El estilo de Claudel es duro y eficiente sin rehuir descripciones de gran belleza, hecho de frases cortas, tajantes, de imágenes muy expresivas construídas sin florituras (“Primer lunes de diciembre. En nuestra ciudad. 1917. Frío siberiano. La tierra crujía bajo los pies y el ruido resonaba hasta en la nuca” ó “tosía cada treinta segundos, con una tos que venía de muy lejos, para anunciar que los momentos felices tenían un final, y los cuerpos también”). La atmósfera de la novela y la escritura tienen un patrón: el mejor Simenon, el de sus novelas más ambiciosas, pero ¡cuidado!: perfectamente asumido; no leemos a Simenon, leemos a Claudel, que lo ha asimilado perfectamente hasta hacerlo desaparecer de su narración: sólo queda la sombra, el recuerdo, y la lección bien aprendida. Philippe Claudel es Philippe Claudel.

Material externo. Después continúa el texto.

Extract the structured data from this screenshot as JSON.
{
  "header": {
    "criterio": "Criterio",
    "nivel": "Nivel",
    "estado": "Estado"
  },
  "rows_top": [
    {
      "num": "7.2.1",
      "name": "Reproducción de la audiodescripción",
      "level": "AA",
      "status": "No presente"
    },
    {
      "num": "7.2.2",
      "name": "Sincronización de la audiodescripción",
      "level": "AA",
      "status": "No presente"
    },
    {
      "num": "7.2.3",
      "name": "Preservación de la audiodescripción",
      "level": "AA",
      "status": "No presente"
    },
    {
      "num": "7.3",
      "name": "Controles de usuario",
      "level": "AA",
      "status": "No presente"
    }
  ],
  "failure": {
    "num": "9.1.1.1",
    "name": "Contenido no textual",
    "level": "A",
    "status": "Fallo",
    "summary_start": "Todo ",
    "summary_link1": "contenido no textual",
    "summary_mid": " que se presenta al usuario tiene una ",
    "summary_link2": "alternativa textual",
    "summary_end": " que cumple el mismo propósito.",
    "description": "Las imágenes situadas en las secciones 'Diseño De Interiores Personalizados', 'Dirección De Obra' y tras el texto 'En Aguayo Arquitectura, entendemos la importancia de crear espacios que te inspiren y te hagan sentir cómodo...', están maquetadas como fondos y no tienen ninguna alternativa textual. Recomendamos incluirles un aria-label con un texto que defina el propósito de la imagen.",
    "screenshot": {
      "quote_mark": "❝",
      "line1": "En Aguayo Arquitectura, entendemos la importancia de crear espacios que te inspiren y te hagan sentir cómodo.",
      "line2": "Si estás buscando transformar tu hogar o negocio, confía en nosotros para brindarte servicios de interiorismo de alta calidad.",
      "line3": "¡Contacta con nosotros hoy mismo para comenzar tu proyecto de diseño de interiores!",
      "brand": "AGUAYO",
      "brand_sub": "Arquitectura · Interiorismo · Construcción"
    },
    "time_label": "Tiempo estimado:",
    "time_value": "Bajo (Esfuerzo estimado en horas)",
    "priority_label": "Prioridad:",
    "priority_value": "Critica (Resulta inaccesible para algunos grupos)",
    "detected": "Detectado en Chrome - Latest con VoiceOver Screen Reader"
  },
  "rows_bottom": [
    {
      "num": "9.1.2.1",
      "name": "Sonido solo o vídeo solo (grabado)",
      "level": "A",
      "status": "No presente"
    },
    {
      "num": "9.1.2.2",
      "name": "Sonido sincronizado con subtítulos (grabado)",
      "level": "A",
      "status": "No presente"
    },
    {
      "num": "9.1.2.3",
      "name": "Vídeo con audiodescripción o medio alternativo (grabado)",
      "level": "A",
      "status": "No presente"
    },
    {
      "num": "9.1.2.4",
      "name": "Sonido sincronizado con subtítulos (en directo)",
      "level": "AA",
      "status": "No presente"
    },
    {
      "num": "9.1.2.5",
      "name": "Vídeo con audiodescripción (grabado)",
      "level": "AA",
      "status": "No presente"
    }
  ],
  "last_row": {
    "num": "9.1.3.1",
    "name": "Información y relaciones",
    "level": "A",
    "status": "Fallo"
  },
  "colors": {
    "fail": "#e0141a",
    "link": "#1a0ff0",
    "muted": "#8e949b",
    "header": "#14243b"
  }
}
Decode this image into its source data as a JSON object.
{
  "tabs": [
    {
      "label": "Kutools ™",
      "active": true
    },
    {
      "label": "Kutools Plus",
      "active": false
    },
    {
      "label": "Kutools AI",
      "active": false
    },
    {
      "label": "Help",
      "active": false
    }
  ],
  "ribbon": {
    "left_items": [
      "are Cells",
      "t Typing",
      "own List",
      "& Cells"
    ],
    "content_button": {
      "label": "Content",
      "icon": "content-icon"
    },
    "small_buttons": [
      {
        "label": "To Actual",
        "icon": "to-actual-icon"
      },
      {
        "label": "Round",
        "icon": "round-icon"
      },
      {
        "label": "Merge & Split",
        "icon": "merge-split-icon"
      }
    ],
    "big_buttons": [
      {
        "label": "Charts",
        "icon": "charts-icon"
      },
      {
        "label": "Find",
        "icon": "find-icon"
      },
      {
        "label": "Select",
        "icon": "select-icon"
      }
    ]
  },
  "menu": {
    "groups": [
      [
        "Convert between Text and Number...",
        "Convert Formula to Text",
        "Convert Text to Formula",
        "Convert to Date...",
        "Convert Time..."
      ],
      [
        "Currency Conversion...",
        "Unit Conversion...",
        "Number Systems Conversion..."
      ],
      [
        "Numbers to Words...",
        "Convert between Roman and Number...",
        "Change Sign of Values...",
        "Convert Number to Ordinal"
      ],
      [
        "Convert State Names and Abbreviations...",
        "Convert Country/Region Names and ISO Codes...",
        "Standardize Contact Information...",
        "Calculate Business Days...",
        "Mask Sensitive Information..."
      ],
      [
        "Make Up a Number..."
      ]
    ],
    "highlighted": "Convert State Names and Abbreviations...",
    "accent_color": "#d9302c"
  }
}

Además, Claudel trata al lector como a un lector adulto: le obliga a extraer su propia interpretación de los hechos (la muerte de Lysie, con el policía y el fiscal en la casita; el último encuentro entre el policía y el fiscal...) y le obliga a retener cuanto está sucediendo porque el método de fragmentación que emplea parece sinuoso, pero es claro; no evidente sino claro; y el lector sigue atento: atento a la intriga, atento a la atmósfera, atento a la calidad moral de las personas, atento al paisaje de una ciudad con la guerra al fono, atento al feroz entrecruzamiento de los dramas de la vida cotidiana, de la dignidad y la maldad –sobre todo, de esta última-, atento a la miseria moral que roe un mundo pacato, pequeño, rencoroso y acabado. Sólo una pega: el amor absorbente del policía por Cleménce, su esposa, está contado a posteriori, desde la pérdida, y no se acaba de mostrar suficientemente: lo que se muestra, en realidad, es la obsesión por la pérdida, que no es lo mismo, que no queda tan apoyada como debiera. En fin, dice el narrador en un momento dado, refiriéndose a un personaje, que estaba “tan muerto como cabe estarlo”. Pues bien: de esta novela se puede decir que está tan bien resuelta como cabe estarlo. Un placer para el lector.